At the event, activities were provided by Legos for Littles and their interactive seek-and-find, the Free Forest School of Bell County with their nature bins, Central Texas Makers with 3-D printing, Texas A&M University-Central Texas with snap circuits, and the Temple Children’s Museum with their gear wall, just to name a few.

Many of the “vendors” provided more than one activity. For instance, Texas A&M-Central Texas not only provided snap circuits, the university also had arts and crafts.

Outreach and instruction librarian Margaret Dawson said, “We do a lot of projects with the Harker Heights Public Library. We go out in the community and show what kids can do. We (also) have STEM camps during the summer.”

MecaTX, also known as the Multi-educational Cross Cultural and Arts Association of Central Texas, was present with an anatomy display, a medical 3-D scanner and printer, and a large microscope set up that shows human muscle tissue on a computer screen.

One of the biggest draws of the day was the Free Forest School of Bell County, which had several different activities for children that provided a multi-sensory experience. The school had scent jars containing things such as fresh grass for children to smell, and a microscope with a clover leaf that children could look at.

The Free Forest School’s table also had four different nature bins: a dough bin, made of a mixture of flour and oil that children could then form with their hands (volunteer Kelsey Case said, “Moon dough is what I call it.”); a bin containing kinetic sand; a bin containing sticks, rocks, leaves and flowers (all things collected from the last hike people were on with the school); and a bin with animal figures representing animals normally seen on area hikes, such as deer and snakes.

Ashlea Choate of Killeen brought 5-year-old daughter Avery, and spent some time at the Free Forest School’s table. Choate said she was familiar with the school.

“A lot of moms who come to the library also go to Forest School,”she said.

She and Avery are regulars at the library’s morning programs.

“We come to every activity the library hosts,” she said.

Girl Scout Troop 20301, the library’s partner in the festivities, had several different booths set up throughout the Activity Center, one each for science, technology, engineering, and math.
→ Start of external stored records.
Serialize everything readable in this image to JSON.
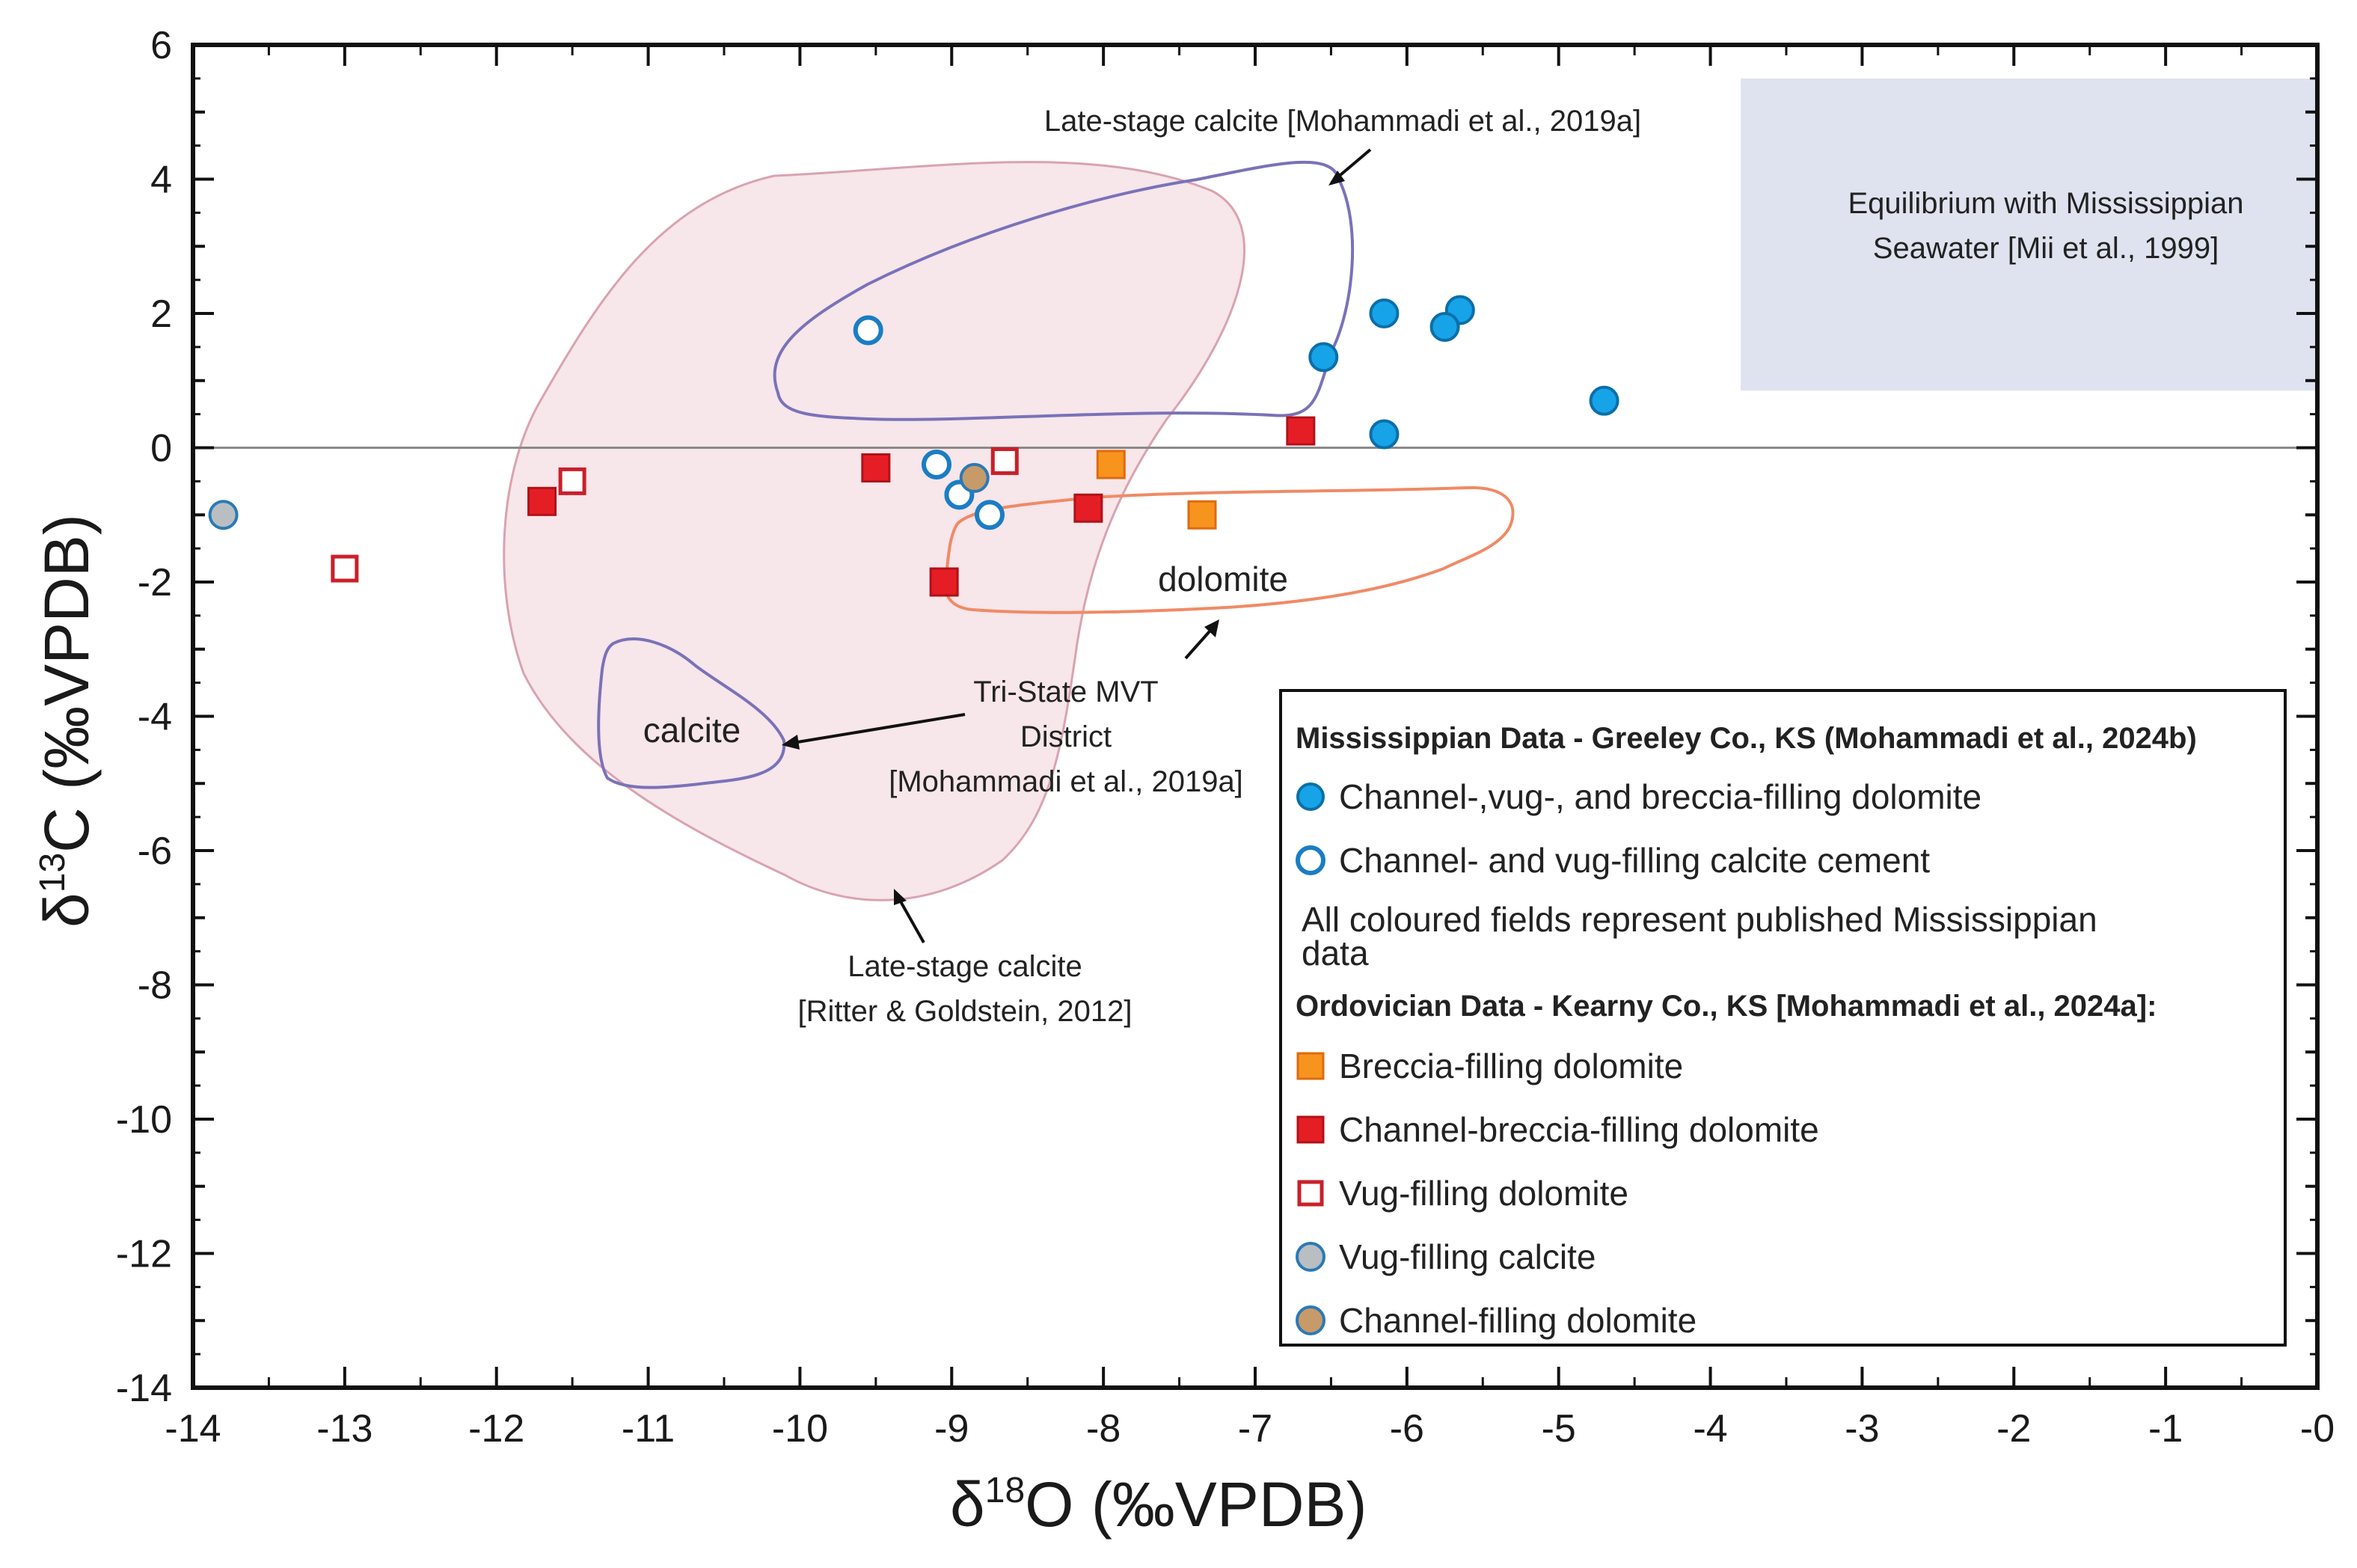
{
  "chart_data": {
    "type": "scatter",
    "xlabel": "δ18O (‰VPDB)",
    "ylabel": "δ13C (‰VPDB)",
    "xlabel_parts": {
      "delta": "δ",
      "sup": "18",
      "rest": "O (‰VPDB)"
    },
    "ylabel_parts": {
      "delta": "δ",
      "sup": "13",
      "rest": "C (‰VPDB)"
    },
    "xlim": [
      -14,
      0
    ],
    "ylim": [
      -14,
      6
    ],
    "xticks": [
      "-14",
      "-13",
      "-12",
      "-11",
      "-10",
      "-9",
      "-8",
      "-7",
      "-6",
      "-5",
      "-4",
      "-3",
      "-2",
      "-1",
      "-0"
    ],
    "yticks": [
      "-14",
      "-12",
      "-10",
      "-8",
      "-6",
      "-4",
      "-2",
      "0",
      "2",
      "4",
      "6"
    ],
    "zero_line": 0,
    "regions": {
      "seawater_box": {
        "x": [
          -3.8,
          0
        ],
        "y": [
          0.85,
          5.5
        ],
        "label_line1": "Equilibrium with Mississippian",
        "label_line2": "Seawater [Mii et al., 1999]"
      },
      "late_calcite_ritter": {
        "label_line1": "Late-stage calcite",
        "label_line2": "[Ritter & Goldstein, 2012]"
      },
      "late_calcite_mohammadi": {
        "label": "Late-stage calcite [Mohammadi et al., 2019a]"
      },
      "calcite_field": {
        "label": "calcite"
      },
      "dolomite_field": {
        "label": "dolomite"
      },
      "tristate_label": {
        "line1": "Tri-State MVT",
        "line2": "District",
        "line3": "[Mohammadi et al., 2019a]"
      }
    },
    "series": [
      {
        "name": "Channel-,vug-, and breccia-filling dolomite",
        "marker": "circle",
        "fill": "#17a3e8",
        "stroke": "#0b6fa8",
        "points": [
          [
            -6.15,
            2.0
          ],
          [
            -5.65,
            2.05
          ],
          [
            -5.75,
            1.8
          ],
          [
            -6.55,
            1.35
          ],
          [
            -6.15,
            0.2
          ],
          [
            -4.7,
            0.7
          ]
        ]
      },
      {
        "name": "Channel- and vug-filling calcite cement",
        "marker": "circle-open",
        "fill": "#ffffff",
        "stroke": "#1a7dc4",
        "points": [
          [
            -9.55,
            1.75
          ],
          [
            -9.1,
            -0.25
          ],
          [
            -8.95,
            -0.7
          ],
          [
            -8.75,
            -1.0
          ]
        ]
      },
      {
        "name": "Breccia-filling dolomite",
        "marker": "square",
        "fill": "#f7941d",
        "stroke": "#e06a10",
        "points": [
          [
            -7.95,
            -0.25
          ],
          [
            -7.35,
            -1.0
          ]
        ]
      },
      {
        "name": "Channel-breccia-filling dolomite",
        "marker": "square",
        "fill": "#e51e25",
        "stroke": "#b01218",
        "points": [
          [
            -11.7,
            -0.8
          ],
          [
            -9.5,
            -0.3
          ],
          [
            -8.1,
            -0.9
          ],
          [
            -9.05,
            -2.0
          ],
          [
            -6.7,
            0.25
          ]
        ]
      },
      {
        "name": "Vug-filling dolomite",
        "marker": "square-open",
        "fill": "#ffffff",
        "stroke": "#c9202a",
        "points": [
          [
            -11.5,
            -0.5
          ],
          [
            -13.0,
            -1.8
          ],
          [
            -8.65,
            -0.2
          ]
        ]
      },
      {
        "name": "Vug-filling calcite",
        "marker": "circle",
        "fill": "#b9bec2",
        "stroke": "#2a7ab5",
        "points": [
          [
            -13.8,
            -1.0
          ]
        ]
      },
      {
        "name": "Channel-filling dolomite",
        "marker": "circle",
        "fill": "#c79a6a",
        "stroke": "#2a7ab5",
        "points": [
          [
            -8.85,
            -0.45
          ]
        ]
      }
    ],
    "legend": {
      "position": "bottom-right",
      "group1_title": "Mississippian Data - Greeley Co., KS (Mohammadi et al., 2024b)",
      "note_line1": "All coloured fields represent published Mississippian",
      "note_line2": "data",
      "group2_title": "Ordovician Data - Kearny Co., KS [Mohammadi et al., 2024a]:",
      "entries": [
        "Channel-,vug-, and breccia-filling dolomite",
        "Channel- and vug-filling calcite cement",
        "Breccia-filling dolomite",
        "Channel-breccia-filling dolomite",
        "Vug-filling dolomite",
        "Vug-filling calcite",
        "Channel-filling dolomite"
      ]
    },
    "colors": {
      "ritter_fill": "#f4dde3",
      "ritter_stroke": "#d9a3b0",
      "purple_stroke": "#7a72b8",
      "orange_stroke": "#f08a66",
      "seawater_fill": "#dfe3ef"
    }
  }
}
The science booth held slime-making, which proved to be very popular; technology featured Ozobots, tiny robots which teach coding much in the way Dash and Dot do; the engineering booth featured several activities, including building structures with marshmallows and toothpicks and building catapults with tongue depressors, plastic spoons, and rubber bands; and the math table taught kids about the Fibonacci sequence.

This year’s event also held something new.

“This is the first year we’re really marketing to babies — the Friends of the library purchased almost everything for the Baby STEAM room,” Youngblood said. “We really want everyone to know that we can start encouraging exploration in arts and sciences from zero to five years.”

Despite the rain, the event was quite a success, with over 100 people in attendance before 11 a.m. and more coming in as the event progressed.

Youngblood said they were expecting around 300 by day’s end, an expectation they far surpassed. The event drew about 400 for the day, not including the magic show at the end of the afternoon.